What would be the most effective way to open/use a SQL Server connection if we're reading rows to be deleted in batches?
foreach(IEnumerable<Log> logsPage in LogsPages)
{
foreach(Log logEntry in logsPage)
{
// 1. get associated filenames
// 2. delete row
// 3. try delete each file
}
}
Should we let Dapper open connections on each step of the foreach
loop? I suppose SQL Server connection pooling takes place here?
Or should we open an explicit connection per batch?

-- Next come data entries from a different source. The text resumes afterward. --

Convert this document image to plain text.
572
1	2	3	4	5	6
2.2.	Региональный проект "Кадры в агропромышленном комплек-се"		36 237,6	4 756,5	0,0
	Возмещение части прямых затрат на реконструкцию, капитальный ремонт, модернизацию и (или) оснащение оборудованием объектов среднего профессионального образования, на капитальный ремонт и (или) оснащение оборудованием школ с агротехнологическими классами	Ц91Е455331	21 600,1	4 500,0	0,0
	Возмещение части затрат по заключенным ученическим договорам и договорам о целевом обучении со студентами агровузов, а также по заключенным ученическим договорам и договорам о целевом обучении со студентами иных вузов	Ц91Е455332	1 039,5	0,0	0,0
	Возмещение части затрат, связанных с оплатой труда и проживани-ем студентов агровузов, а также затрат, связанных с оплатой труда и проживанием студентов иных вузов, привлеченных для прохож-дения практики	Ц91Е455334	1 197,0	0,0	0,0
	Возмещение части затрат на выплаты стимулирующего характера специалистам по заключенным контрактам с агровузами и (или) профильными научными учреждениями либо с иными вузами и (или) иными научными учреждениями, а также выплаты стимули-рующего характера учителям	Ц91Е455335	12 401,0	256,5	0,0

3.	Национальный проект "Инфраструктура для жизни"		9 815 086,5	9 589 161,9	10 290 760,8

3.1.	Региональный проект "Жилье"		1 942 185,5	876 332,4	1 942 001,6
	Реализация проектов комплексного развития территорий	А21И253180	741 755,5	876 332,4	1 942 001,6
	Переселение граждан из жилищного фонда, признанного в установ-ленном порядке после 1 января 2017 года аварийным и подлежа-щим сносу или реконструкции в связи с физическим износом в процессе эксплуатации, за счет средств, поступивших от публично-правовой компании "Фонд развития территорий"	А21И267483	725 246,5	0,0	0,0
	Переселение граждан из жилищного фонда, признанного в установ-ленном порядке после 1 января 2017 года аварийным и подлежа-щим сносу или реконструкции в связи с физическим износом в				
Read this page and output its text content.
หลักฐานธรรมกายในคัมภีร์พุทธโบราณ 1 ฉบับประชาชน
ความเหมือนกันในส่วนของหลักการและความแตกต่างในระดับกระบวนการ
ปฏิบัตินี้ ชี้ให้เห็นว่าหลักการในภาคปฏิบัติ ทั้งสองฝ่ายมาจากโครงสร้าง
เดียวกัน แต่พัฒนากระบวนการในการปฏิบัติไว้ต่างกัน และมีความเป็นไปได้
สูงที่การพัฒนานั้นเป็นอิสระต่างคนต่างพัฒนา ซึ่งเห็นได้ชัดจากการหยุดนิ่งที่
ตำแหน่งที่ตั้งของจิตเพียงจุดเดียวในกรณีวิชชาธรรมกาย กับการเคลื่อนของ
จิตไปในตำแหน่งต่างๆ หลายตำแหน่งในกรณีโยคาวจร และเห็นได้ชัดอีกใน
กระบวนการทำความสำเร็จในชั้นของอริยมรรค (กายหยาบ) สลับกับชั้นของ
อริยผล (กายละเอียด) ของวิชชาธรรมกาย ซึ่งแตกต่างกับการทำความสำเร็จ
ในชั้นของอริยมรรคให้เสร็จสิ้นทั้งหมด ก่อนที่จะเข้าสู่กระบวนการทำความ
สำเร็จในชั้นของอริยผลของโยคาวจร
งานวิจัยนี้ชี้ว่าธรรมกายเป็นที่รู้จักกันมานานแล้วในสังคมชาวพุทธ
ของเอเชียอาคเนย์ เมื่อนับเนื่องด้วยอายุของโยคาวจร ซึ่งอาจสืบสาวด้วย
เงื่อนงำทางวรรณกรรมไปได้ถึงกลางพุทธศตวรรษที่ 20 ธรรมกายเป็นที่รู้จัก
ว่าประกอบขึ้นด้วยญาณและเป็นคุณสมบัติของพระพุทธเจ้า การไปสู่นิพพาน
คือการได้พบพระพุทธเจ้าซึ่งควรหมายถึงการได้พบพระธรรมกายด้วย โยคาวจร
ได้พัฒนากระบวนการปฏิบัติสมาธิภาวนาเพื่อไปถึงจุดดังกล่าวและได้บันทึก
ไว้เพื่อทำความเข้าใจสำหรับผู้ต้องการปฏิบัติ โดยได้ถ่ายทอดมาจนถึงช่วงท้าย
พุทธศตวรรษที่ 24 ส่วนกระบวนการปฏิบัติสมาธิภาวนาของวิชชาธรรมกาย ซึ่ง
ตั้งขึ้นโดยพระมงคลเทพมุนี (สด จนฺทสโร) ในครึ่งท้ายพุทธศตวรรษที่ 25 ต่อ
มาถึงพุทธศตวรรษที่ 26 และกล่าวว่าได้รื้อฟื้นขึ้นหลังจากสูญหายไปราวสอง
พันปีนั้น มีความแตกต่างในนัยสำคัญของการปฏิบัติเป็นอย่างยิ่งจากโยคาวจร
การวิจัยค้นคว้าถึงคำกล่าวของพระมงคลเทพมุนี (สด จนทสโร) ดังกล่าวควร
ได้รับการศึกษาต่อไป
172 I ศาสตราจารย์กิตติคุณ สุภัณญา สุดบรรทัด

If you're performing multiple database operations in a tight loop, it would usually be preferable to open the connection for the duration of all the operations. Returning the connection to the pool can be beneficial in contested systems where there can be an indeterminate interval before the next database operation, but if you're doing lots of sequential operations: constantly fetching and returning connections from the pool (and executing sp_reset_connection
, which happens behind the scenes) add overhead for no good reason.
So to be explicit, I'd have the Open[Async]()
here above the first foreach
.
Note: for batching, you might find that there are ways of doing this with fewer round-trips, in particular making use of the IN
re-writing in Dapper based on the ids. Since you mention SQL-Server, This can be combined with setting a SqlMapper.Settings.InListStringSplitCount
to something positive (5, 10, etc are reasonable choices; note that this is a global setting); for example, for a simple scenario:
connection.Execute("delete from Foo where Id in @ids",
new { ids = rows.Select(x => x.Id) });
is much more efficient than:
foreach (var row in rows)
{
connection.Execute("delete from Foo where Id = @id",
new { id = row.Id });
}
Without InListStringSplitCount
, the first version will be re-written as something like:
delete from Foo where Id in (@ids0, @ids1, @ids2, ..., @idsN)
With InListStringSplitCount
, the first version will be re-written as something like:
delete from Foo where Id in (select cast([value] as int) from string_split(@ids,','))
which allows the exact same query to be used many times, which is good for query-plan re-use.